Appendix B of this chapter contains information on hazardous step and touch potentials and on methods of protecting employees from hazards resulting from such potentials.
(11) While working in aerial equipment, employees must wear a full body harness and a lanyard attached to the boom or basket, in a secure manner.
(12) No component of aerial devices must be operated from the ground without permission from the employee in the basket except in case of emergency.
(13) Operating levers or controls must be kept clear of tools, materials or obstructions.
(14) Employees must not climb into or out of the basket or platform while it is elevated or change from one basket to another on dual basket equipment, except in case of emergency or when the employees involved agree that this is the safest way to perform the work. This exception must not be used to circumvent safety rules.
(15) Existing safety rules governing the use of hot line tools, rubber and other protective equipment and safe work practices while performing work from poles or structures must also apply to work done from aerial manlift equipment.
(16) The basket must be kept clean and all tools not in use must be secured or removed.
(17) Approved warning light must be operating when the boom leaves the cradle. This light must be visible to approaching traffic when the boom is in position over any traveled area.
(18) All aerial manlift equipment must have both upper and lower controls (except ladder trucks need not have upper controls). The upper controls must not be capable of rendering the lower controls inoperable. The lower controls should be located at or near the base of the aerial structure.

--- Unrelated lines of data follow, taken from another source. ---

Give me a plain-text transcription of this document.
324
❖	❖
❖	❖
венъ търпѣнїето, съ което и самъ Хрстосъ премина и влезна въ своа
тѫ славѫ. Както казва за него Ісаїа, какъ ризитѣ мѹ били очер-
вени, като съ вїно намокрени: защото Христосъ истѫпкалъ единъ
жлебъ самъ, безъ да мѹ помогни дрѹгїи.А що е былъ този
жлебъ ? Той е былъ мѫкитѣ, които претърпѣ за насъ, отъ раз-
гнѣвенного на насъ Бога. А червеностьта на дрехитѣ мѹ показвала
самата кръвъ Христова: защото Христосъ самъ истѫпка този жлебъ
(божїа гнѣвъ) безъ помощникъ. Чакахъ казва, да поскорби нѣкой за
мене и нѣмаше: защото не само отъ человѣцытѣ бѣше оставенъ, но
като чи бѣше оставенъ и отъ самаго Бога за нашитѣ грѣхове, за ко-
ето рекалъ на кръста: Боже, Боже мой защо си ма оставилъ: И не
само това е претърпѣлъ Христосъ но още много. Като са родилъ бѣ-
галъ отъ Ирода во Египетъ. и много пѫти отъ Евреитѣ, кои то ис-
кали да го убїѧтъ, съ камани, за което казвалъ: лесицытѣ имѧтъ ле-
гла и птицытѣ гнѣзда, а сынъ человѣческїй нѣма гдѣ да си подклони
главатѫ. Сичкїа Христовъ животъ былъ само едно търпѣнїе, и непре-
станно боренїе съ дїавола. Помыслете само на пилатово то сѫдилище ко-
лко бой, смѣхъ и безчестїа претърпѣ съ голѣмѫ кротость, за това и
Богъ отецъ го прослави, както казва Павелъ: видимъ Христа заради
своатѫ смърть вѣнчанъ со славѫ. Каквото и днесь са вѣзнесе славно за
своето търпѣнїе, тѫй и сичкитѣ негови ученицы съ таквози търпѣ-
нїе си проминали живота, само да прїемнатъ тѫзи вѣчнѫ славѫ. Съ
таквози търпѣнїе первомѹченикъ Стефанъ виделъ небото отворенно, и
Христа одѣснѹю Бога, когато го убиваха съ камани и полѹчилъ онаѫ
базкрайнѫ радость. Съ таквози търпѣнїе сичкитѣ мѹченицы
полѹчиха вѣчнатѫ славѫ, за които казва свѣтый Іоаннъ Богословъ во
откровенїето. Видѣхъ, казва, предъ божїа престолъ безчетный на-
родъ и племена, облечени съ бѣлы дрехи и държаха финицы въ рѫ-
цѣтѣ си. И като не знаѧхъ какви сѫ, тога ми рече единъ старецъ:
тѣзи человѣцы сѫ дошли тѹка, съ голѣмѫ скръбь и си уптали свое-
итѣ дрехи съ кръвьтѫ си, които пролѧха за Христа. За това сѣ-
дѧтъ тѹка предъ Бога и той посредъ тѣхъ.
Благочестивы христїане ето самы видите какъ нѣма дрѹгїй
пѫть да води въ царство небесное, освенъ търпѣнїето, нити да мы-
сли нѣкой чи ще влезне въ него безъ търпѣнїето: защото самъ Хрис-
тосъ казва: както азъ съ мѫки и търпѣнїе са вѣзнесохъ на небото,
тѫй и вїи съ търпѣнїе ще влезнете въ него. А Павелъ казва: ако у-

If the lower controls are used, the operator must have a view of the elevated employee(s) or there must be communication between the operator and the employee in the elevated aerial structure: Provided, That no employee must be raised, lowered, or moved into or from the elevated position in any aerial manlift equipment unless there is another employee, not in the elevated aerial structure, available at the site to operate the lower controls, except as follows:
(a) Where there is a fixed method permanently attached to or part of the equipment which will permit an employee to descend from the elevated position without lowering the elevated structure; or
(b) Where there is a system which will provide operation from the elevated position in the event of failure or malfunction of the primary system.
This section must not be interpreted as an exception to any other rule in this chapter.
(19) Controls in aerial manlift equipment must be protected from accidental operation. Controls of the outriggers must also be protected from accidental operation. Such protection may be by guarding or equivalent means.
(20) The manufacturer's recommended maximum load limit must be posted at a conspicuous place near each set of controls and must be kept in a legible condition.
(21) The manufacturer's operator's instructional manual must be kept on the vehicle.
(22) Operating instructions, proper sequence and maintenance procedures prescribed by the manufacturer for operation of the equipment must be followed.
[Statutory Authority: RCW 49.17.010, 49.17.040, 49.17.050, 49.17.060 and chapter 49.17 RCW. WSR 19-13-083, § 296-45-375, filed 6/18/19, effective 8/1/19; WSR 16-10-082, § 296-45-375, filed 5/3/16, effective 7/1/16. Statutory Authority: RCW 49.17.010, [49.17].040, [49.17].050 and [49.17].060. WSR 98-07-009, § 296-45-375, filed 3/6/98, effective 5/6/98.]